The Folks is about an extended family in Iowa, apparently from about 1910 until the time of publication of the book, 1934. That is apparently, because the setting of the first section entitled “The Old Folks” is never clearly identified as to State or year. We are in a small town somewhere in the Midwest between Ohio and Nebraska. It is a time when horses are still in use and a relatively prosperous, but not wealthy, man is contemplating buying an automobile. World War I has not happened yet. I think Suckow has a comfortable assumption that the reader knows where we are and when we are without spelling it out.
Other things are not exactly spelled out either, but I can infer them because I grew up only one generation removed from the farm. The farm is where we came from and that is where value still resides. Mr. Ferguson does not want his wife to buy eggs because his brother-in-law will bring in eggs from the farm. This delay seriously inconveniences Mrs. Ferguson who cannot openly protest. She knows how important frugality is to her husband; she knows the eggs from the farm are superior; she quietly wishes she did not have to acknowledge these facts. At my grandparents’ farm, in the summer, I avoided eating my grandmother’s butter which was too strong-tasting for me. I didn’t ask for store-bought butter because it was unthinkable. Everyone knew my grandmother’s butter was superior to anything we could buy.
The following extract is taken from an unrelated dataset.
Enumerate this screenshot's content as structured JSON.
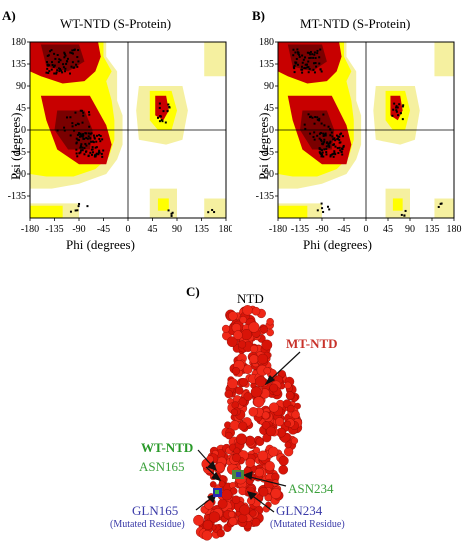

The generation that has left the farm for a more comfortable — and less strenuous — life teaching school or working in a bank continues with the same values of family and church: the less change the better. Frugality and “putting by” for the future are more important that present comfort. Lillian’s mother’s table is bare; she keeps her few embroidered doilies in a drawer because her father-in-law openly disapproves of any display.
Lillian’s husband, Carl Ferguson, grew up in town but with many links to the farm. He is the central character in the second section of the book, set after World War I: “The Good Son.” Carl’s life defines what it means to be a good son. He does well in school, leads the football team, is active in a young peoples group at the church, attends the local denominational college, marries the right local girl, and advances in a teaching career. To even flirt with another woman offends his sense of himself as a good person:
So anxious to do right! Oughtn’t something to be credited to him for that? — or did it simply make him out a fool? He richly pitied himself again. And he remembered how, when he was a very tiny child, he used to follow the folks about, pleading anxiously, “Carl good boy! Carl good boy!” But now Life was what he wanted — all that he had put aside in his pliant ignorance.
So we can see trouble ahead, but it does not end as today’s reader would expect. I think the author’s resolution is true to Carl’s character as we have come to know it and to his sense of his place in a particular community at at particular time.
For comments on the next parts of The Folks, click here.

Sounds like a good character study, my cup of tea. I just ordered it from my library.
I’m so glad you enjoyed The Folks. It’s wonderful that someone may come upon your blog and pick up Ruth Suckow!
That scene about Mrs. Ferguson and the eggs says it all. I think Suckow’s work is historically important, an accurate depiction of life in the midwest in the early 20th (or sometimes late 19th) century. Not great literature, but good, and you’re right, it could have won a Pulitzer. I still recognize Suckow’s small towns today.
The Ruth Suckow Memorial Association will be very happy about your post!